4.6. This can be switched off on buildbot using package_pdb_files=False factory property. The cost seems higher on "Win Builder", so I'm fine with for example disabling pdbs for Release builds but preserving them for Debug as a middle-ground solution. I can make necessary changes if needed.
5. I've fixed zip file issues, see https://code.google.com/p/chromium/issues/detail?id=168411 . This will be a benefit to our build infrastructure anyway.
--
This might be the right conclusion, but it does not seem obvious to me. Symbolization will only help fix flakiness if people are actively looking at the traces.
A few notes here;
- Reenabling PDB support for try jobs could be done as an optional flag, if someone wants it badly. In practice it wouldn't be very hard to implement. Generating PDB at all, even if they are not archived, has a significant performance cost so it needs to be off by default.
- For try jobs, archival are going to be done on isolateserver.appspot.com, as described in the test isolation design doc.

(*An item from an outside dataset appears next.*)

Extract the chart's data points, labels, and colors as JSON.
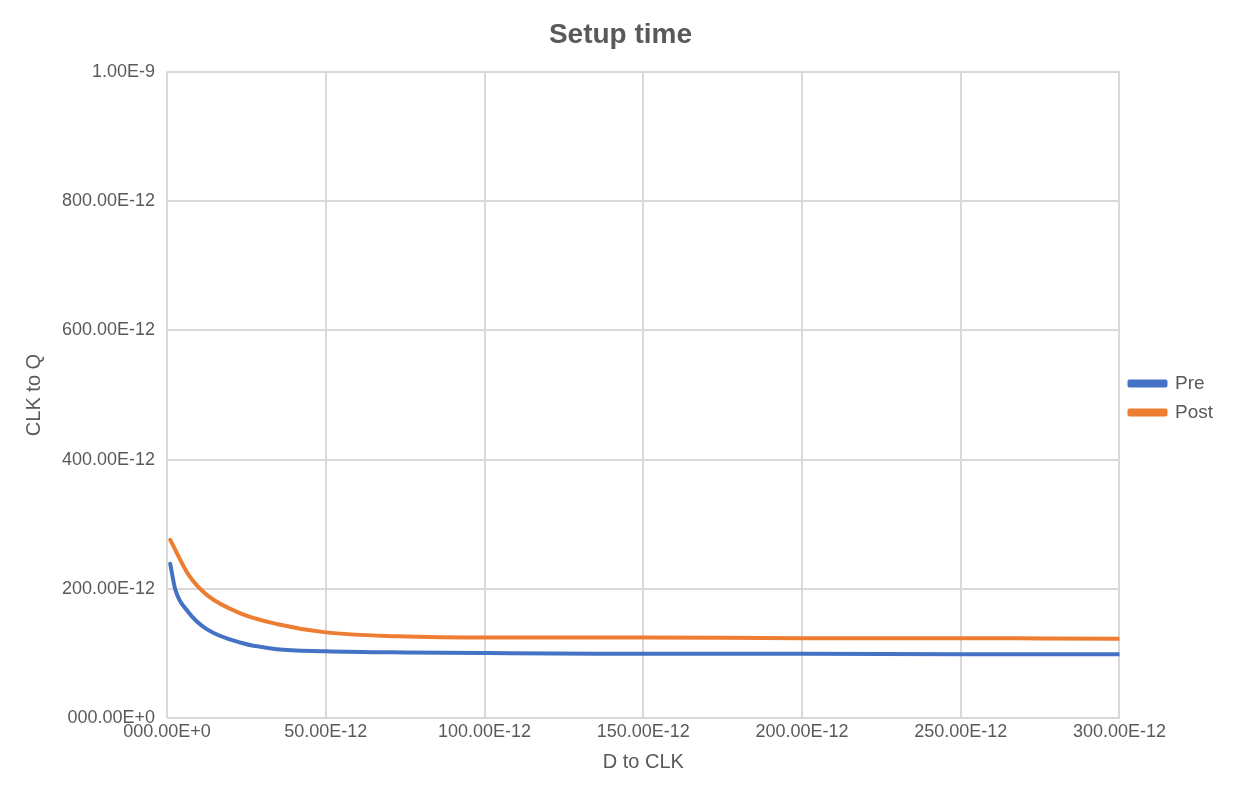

- The PDB's content will need to be independent of the time of the day, phase of the moon, etc. Chris forgot to say but he wrote a tool to do it. It's just not wired in the chromium build process yet.
- Then it'll be possible to archive the PDB on isolateserver along the executable. This is separate from a standard symbol server but this is better; the 7 days caching is done properly and no maintenance / clean up overhead is needed.
- My goal is to kill zip files, but it's not done yet so sorry for the maintenance crap window still left.
Note that "I don't have a workstation <OS>" is kinda lame reason for debugging an issue on the Try Server. Get over it and get one. The only good reason is "I can't reproduce locally" and this is usually (but not always) a side-effect of a race condition because your workstation is too fast. Then anyway the answer is http://go/chrometryserver and takes a try slave off the network.
Note that I'd be fine with a fastbuild=0,1,2 where 2 is no symbol at all. This could be dynamically set depending on the testfilter.